Monday, March 23, 2009

A Parallel Universe

I'm thirty-four, for your information.
This, in and of itself, is no big deal to me. I do not delude myself about aging, or getting older, or maturing, or whatever you want to call it. I realize full well, that, no matter what my oldest son says, I'm still very young in life. I'm over it, trust me.
But what does get to me about being thrity-four is how vastly different my life is now at this age, than what I had once envisioned for myself looking ahead to this age. I do not so much long for the life I had once idealized for myself, as it's just so... DIFFERENT from what I thought it would be. Robert Frost's poem about the road less travelled has been hitting me between the eyes the past few birthdays.
See, what was SUPPOSED to happen at the age of thirty-four was this: Two B.A.'s in music and music education under my hat, in addition to a master's degree from a conservatory as yet unnamed. I would have left my educational pursuits after my master's degree and failed on the professional circuit for a couple of years, but nonetheless gleaning valuable life-long experience and wisdom from the myriad of big cities, snooty orhcestras, and gruelling auditions I will have willingly walked myself into. THEN, I was going to take on teaching at a private studio or university. Believe it or not, I even had envisioned going from a university teaching position to directing a high school vocal program. Somewhere in my late twenties, I would meet Mr. Right and consdier getting married after the age of thirty. Somewhere around the age of thrity-five, we might possibly consider having a child. Maybe two. Depends. Before Kagen was born, I had no idea how I'd do around small children. Older kids, no problem. But younger ones??? Well...

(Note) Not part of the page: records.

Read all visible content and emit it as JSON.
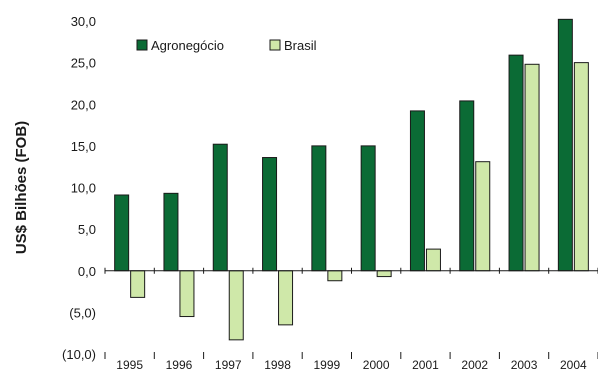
{
  "chart_data": {
    "type": "bar",
    "title": "",
    "xlabel": "",
    "ylabel": "US$ Bilhões (FOB)",
    "ylim": [
      -10,
      30
    ],
    "yticks": [
      30,
      25,
      20,
      15,
      10,
      5,
      0,
      -5,
      -10
    ],
    "ytick_labels": [
      "30,0",
      "25,0",
      "20,0",
      "15,0",
      "10,0",
      "5,0",
      "0,0",
      "(5,0)",
      "(10,0)"
    ],
    "categories": [
      "1995",
      "1996",
      "1997",
      "1998",
      "1999",
      "2000",
      "2001",
      "2002",
      "2003",
      "2004"
    ],
    "series": [
      {
        "name": "Agronegócio",
        "color": "#0b6b35",
        "values": [
          9.1,
          9.3,
          15.2,
          13.6,
          15.0,
          15.0,
          19.2,
          20.4,
          25.9,
          30.2
        ]
      },
      {
        "name": "Brasil",
        "color": "#cfe8a9",
        "values": [
          -3.2,
          -5.5,
          -8.3,
          -6.5,
          -1.2,
          -0.7,
          2.6,
          13.1,
          24.8,
          25.0
        ]
      }
    ],
    "legend_position": "top-left",
    "grid": false
  }
}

Oh, how vastly different life has turned out! As in, laughably so! Again, with what I hope is a genuine acceptance and contentment of God's will in my life, and not a painful facade veiling a deep-seated quiet desperation, I do not long for what I once thought would be. Really. I have been placed where I am unmistakenly by the Author of Life, and so much of my life as it is NOW is so blessed with God's love and grace, how can I long for anything else? Different, but not inferior in anyway.
I spent my thirty-fourth birthday last Saturday, not thinking about maybe having a child and hashing out the pros, cons, whys and wherefores with my husband of a couple of years, but I DID spend it with my husband of 12.5 years, and our four children at a park, having a picnic, where we got messy, dirty, wind-swept and worn out with the fun.
God can be SO obvious sometimes, can't He?